Lab 2: K-means
in-class
For this lab, please work with your randomly assigned partner, with code on one computer.
http://scikit-learn.org/stable/modules/generated/sklearn.cluster.KMeans.html
Look at the arguments that can be passed in to the constructor for k-means. The most important for this lab will be n_clusters. Also look at the available methods. We will again use fit and predict, but only passing in the features (i.e. X).
Create a new Python file called lab2.py. We will be using the same zip code data, so copy over the code that reads in this data and filters it for just the data points with label 2 or 3. Also make sure that you've removed the first column (Y) and stored it separately from the features (X). Only the features should be passed into k-means. If you have an accuracy function that takes in the true labels and predicted labels, copy that over as well.

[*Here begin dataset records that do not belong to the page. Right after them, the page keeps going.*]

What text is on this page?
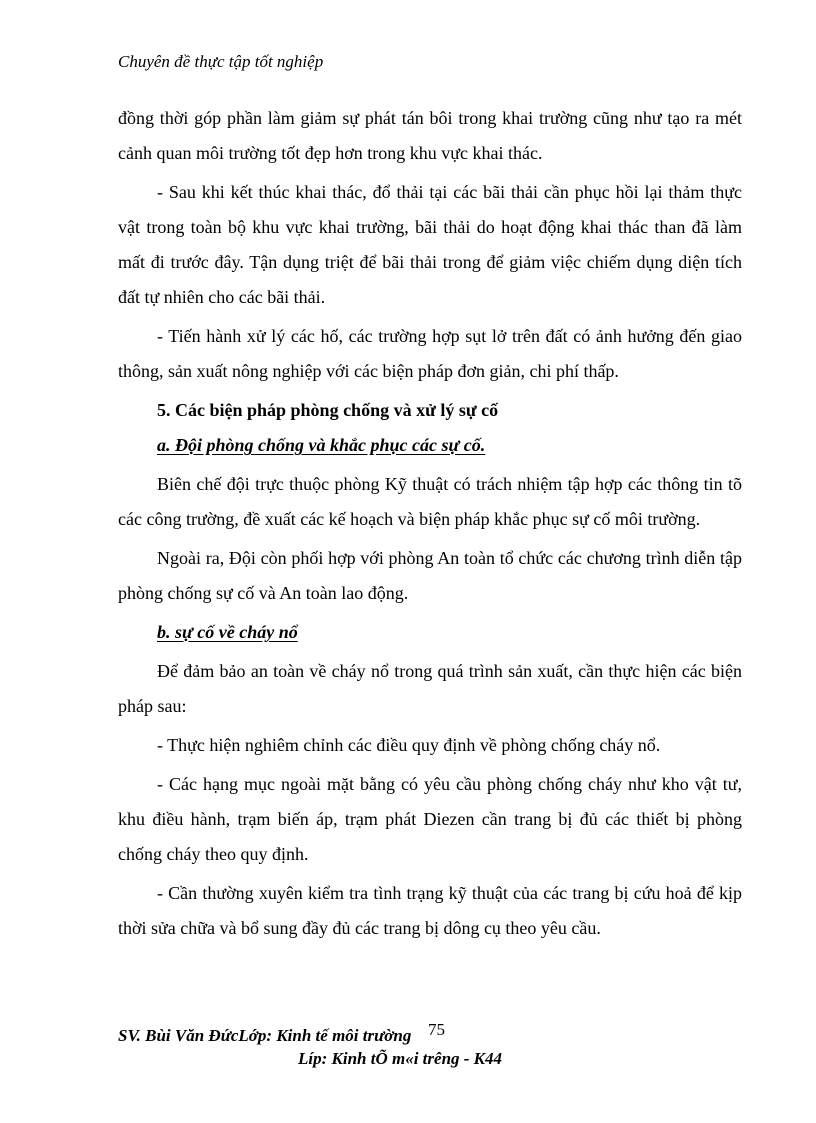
Chuyên đề thực tập tốt nghiệp

đồng thời góp phần làm giảm sự phát tán bôi trong khai trường cũng như tạo ra mét cảnh quan môi trường tốt đẹp hơn trong khu vực khai thác.

- Sau khi kết thúc khai thác, đổ thải tại các bãi thải cần phục hồi lại thảm thực vật trong toàn bộ khu vực khai trường, bãi thải do hoạt động khai thác than đã làm mất đi trước đây. Tận dụng triệt để bãi thải trong để giảm việc chiếm dụng diện tích đất tự nhiên cho các bãi thải.

- Tiến hành xử lý các hố, các trường hợp sụt lở trên đất có ảnh hưởng đến giao thông, sản xuất nông nghiệp với các biện pháp đơn giản, chi phí thấp.

5. Các biện pháp phòng chống và xử lý sự cố

a. Đội phòng chống và khắc phục các sự cố.

Biên chế đội trực thuộc phòng Kỹ thuật có trách nhiệm tập hợp các thông tin tõ các công trường, đề xuất các kế hoạch và biện pháp khắc phục sự cố môi trường.

Ngoài ra, Đội còn phối hợp với phòng An toàn tổ chức các chương trình diễn tập phòng chống sự cố và An toàn lao động.

b. sự cố về cháy nổ

Để đảm bảo an toàn về cháy nổ trong quá trình sản xuất, cần thực hiện các biện pháp sau:

- Thực hiện nghiêm chỉnh các điều quy định về phòng chống cháy nổ.

- Các hạng mục ngoài mặt bằng có yêu cầu phòng chống cháy như kho vật tư, khu điều hành, trạm biến áp, trạm phát Diezen cần trang bị đủ các thiết bị phòng chống cháy theo quy định.

- Cần thường xuyên kiểm tra tình trạng kỹ thuật của các trang bị cứu hoả để kịp thời sửa chữa và bổ sung đầy đủ các trang bị dông cụ theo yêu cầu.

SV. Bùi Văn ĐứcLớp: Kinh tế môi trường 75
Líp: Kinh tÕ m«i trêng - K44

Create an instance of k-means, passing in the desired number of clusters. Then use the fit method with the training data, which will determine the cluster centers. After this, use the predict method (again on the training data) to predict the cluster membership of each training example.
Since we do have labels in this case, we can evaluate the accuracy of this prediction. Pass in the output of predict and the true training labels into your accuracy method (or write an accuracy method) and print the result. If this is very low, what might be going on? We can also assess the accuracy on the test data, which we did not use to create the model. How does this accuracy compare to the training data?